Summer is here and it’s a great time to fire up your gas grill and grill pizza. Also having a few friends over for a barbecue is a safer way to get together and practice social distancing while still being social.
Most of us are familiar with grilling chicken, steak, and burgers on a gas grill or barbecue, but you can do so much more. Think of creating your ow grilled pizzas! You can turn your regular gas grill into a pizza oven without a large investment.
There are techniques and a learning curve involved with grilling pizza, but it is so worth it! The taste of grilled pizza alone will make you a convert! You can plop some dough on a grill and take your chances, but below we have given you some tips for perfecting your first grilled pizza.
Before inviting guests to come over for a pizza party we would suggest giving it a few practices runs first. Everyone loves homemade pizza. Your kids can help in prep and it’s a wonderful way to clean out the refrigerator or use up what you have just harvested from your backyard vegetable garden.
Two outdoor pizza grilling accessories we would recommend would be a pizza peel, so you can easily flip your pizza and not burn your fingers and a pizza stone meant for outdoor grills. The addition of these two accessories will make the process so much easier. Both pizza peel and pizza stone shouldn’t set you back more than $75.
Uncooked dough is a pizza disaster, but if you want to just go native and plop your dough on the grill and take your chances, it can work. You can flip the dough with tongs if the pizza is not too large. The downside of this method is most gas grills only reach about 500F maximum, not true pizza cooking temperatures. You also run the risk of the dough sticking to the grill and let me tell you that is a mess you don’t want to clean up!
A pizza stone meant for outdoor grills is really important because it helps distribute the heat from your backyard gas grill evenly so both sides of your pizza are done to perfection with no gooey, undone insides! A pizza peel will ensure that your hands don’t get burnt in the process of flipping your pizza dough.
Place your pizza stone on your grill and preheat your gas grill to 400-500 degrees. You can test whether your pizza stone is ready for grilling your pizza by flicking a little water onto the pizza stone if the water rolls around in beads the grill is ready for your pizza and let the baking begin!

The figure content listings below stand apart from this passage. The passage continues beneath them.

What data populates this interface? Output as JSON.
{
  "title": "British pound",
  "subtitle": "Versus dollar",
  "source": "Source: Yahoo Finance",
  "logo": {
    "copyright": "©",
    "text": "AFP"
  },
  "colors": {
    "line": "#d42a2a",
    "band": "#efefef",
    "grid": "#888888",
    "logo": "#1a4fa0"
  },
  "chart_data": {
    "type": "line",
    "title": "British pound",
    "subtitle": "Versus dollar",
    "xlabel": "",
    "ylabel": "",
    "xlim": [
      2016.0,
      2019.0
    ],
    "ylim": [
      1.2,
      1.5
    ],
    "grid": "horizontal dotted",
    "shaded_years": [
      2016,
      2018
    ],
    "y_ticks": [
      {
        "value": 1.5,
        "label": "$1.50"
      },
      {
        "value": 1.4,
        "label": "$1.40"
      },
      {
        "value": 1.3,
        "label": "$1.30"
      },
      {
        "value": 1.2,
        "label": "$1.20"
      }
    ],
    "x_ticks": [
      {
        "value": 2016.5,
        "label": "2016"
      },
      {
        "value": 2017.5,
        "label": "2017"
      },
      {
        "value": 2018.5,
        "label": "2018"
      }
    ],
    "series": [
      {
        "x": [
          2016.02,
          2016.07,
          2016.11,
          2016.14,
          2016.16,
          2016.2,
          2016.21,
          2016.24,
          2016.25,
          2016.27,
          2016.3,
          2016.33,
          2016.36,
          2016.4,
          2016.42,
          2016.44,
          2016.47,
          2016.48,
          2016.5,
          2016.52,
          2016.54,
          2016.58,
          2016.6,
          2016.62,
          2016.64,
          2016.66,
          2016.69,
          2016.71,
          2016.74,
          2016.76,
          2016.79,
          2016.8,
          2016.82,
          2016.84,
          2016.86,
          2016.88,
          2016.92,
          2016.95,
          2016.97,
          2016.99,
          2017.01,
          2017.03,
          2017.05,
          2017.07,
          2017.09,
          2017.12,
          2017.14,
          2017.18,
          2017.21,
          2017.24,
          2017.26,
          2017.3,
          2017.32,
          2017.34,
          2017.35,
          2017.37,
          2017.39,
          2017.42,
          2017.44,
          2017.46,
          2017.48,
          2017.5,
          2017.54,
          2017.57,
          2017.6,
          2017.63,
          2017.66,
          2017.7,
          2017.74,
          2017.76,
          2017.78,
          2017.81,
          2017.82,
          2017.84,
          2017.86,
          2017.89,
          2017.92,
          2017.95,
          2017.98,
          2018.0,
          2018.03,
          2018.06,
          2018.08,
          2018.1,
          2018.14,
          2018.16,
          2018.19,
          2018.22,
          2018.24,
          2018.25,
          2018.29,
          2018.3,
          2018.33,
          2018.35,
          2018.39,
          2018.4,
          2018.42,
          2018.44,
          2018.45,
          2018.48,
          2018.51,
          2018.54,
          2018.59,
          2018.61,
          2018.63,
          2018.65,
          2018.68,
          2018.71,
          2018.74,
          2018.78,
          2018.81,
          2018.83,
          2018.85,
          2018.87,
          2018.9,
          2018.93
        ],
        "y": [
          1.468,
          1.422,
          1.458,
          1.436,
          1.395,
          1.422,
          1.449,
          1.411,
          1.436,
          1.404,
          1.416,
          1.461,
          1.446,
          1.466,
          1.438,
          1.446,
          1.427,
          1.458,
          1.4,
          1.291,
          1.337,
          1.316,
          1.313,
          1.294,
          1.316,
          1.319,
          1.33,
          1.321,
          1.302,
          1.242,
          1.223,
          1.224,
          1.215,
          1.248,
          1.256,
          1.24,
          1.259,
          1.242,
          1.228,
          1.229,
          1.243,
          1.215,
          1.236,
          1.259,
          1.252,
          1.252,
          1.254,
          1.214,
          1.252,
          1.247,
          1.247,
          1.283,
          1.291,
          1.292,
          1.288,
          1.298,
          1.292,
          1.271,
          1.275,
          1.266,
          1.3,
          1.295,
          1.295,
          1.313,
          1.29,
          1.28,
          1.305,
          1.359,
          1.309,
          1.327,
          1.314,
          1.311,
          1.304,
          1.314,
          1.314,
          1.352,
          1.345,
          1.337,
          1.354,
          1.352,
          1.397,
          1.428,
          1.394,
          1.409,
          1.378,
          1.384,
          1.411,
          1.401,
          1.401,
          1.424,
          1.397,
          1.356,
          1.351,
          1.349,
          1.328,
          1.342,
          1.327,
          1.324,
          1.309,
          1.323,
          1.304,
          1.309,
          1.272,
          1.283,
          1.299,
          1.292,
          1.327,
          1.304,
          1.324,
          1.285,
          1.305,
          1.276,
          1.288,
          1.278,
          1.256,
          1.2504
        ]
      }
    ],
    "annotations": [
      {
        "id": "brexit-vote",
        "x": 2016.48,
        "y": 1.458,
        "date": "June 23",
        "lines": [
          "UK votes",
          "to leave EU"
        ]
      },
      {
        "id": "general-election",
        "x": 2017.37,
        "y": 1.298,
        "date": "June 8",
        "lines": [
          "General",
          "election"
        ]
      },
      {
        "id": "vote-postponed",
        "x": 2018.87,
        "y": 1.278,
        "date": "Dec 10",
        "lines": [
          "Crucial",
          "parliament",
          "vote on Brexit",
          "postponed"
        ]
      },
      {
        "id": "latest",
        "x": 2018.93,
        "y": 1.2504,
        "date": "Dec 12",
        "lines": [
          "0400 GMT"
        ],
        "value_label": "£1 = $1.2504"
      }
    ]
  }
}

Your next step is using a pizza peel to transfer your pizza to your pizza stone. A pizza peel is one of the best ways of moving your pizza from a cookie sheet to your pizza stone because it will help ensure that your pizza won’t tear. Cook your pizza anywhere from 5-10 minutes depending on your recipe instructions. Of course, there will be a longer cooking time for deep dish pizzas and you will need the proper deep-dish to cook your pizza in. You would still use a pizza stone for even distribution of heat.
You can make grilling pizza as complicated or easy as you wish. Most supermarkets or neighborhood pizzerias sell pre-made dough. Or is you wish you can make your own dough in a large batch, freeze in 8-ounce ball proportions and have lots of pizza dough ready in a moment’s notice.
An 8-ounce ball of dough will make a 12-14″ round pizza or the equivalent in a rectangle pizza. Let your dough sit at room temperature until it is pliable, it takes approximately a half-hour depending on your kitchen temperature before you want to attempt stretching on a well-floured surface.
You can use everything from canned tomatoes with just adding salt and your favorite spices, mashing with a potato masher, or putting the mixture through your blender. We tend to like the potato masher process since it leaves some pieces of tomato in your sauce.
You can also harvest tomatoes from your garden for the sauce. A quick and easy method is purchasing your favorite spaghetti sauce, it’s usually enough for at eat 2 pizzas and brushing it on the dough. Oneof our favorites is pesto sauce for pizza and you can find this in jars, tubes, and fresh in the vegetable section of most markets.
Go easy on cheese so the middle of your pizza doesn’t become a swamp of gooey cheese.
Some of our favorites are mozzarella, Fontina, parmesan, aged provolone, blue cheese, gorgonzola, or feta cheese. Mixing a soft cheese with a harder cheese give your pizza topping more variety.
Less is more when it comes to pizza toppings. But let your imagination run wild and try different combinations; thinly sliced meats, vegetables, fruits and don’t forget greens to top your pizza.
One of our favorite pizzas is light and so yummy and it’s topped with sliced pears, caramelized onions, crushed bacon, and gorgonzola cheese. My mouth was watering as I typed the ingredients!
To finish off our pizza thing herbs, chilies, some of our flavored salt, and of course Tastealotta olive oil. Trying different combinations will deter cooking boredom and help you empty out your refrigerator or use up what you have in surplus from your backyard vegetable garden.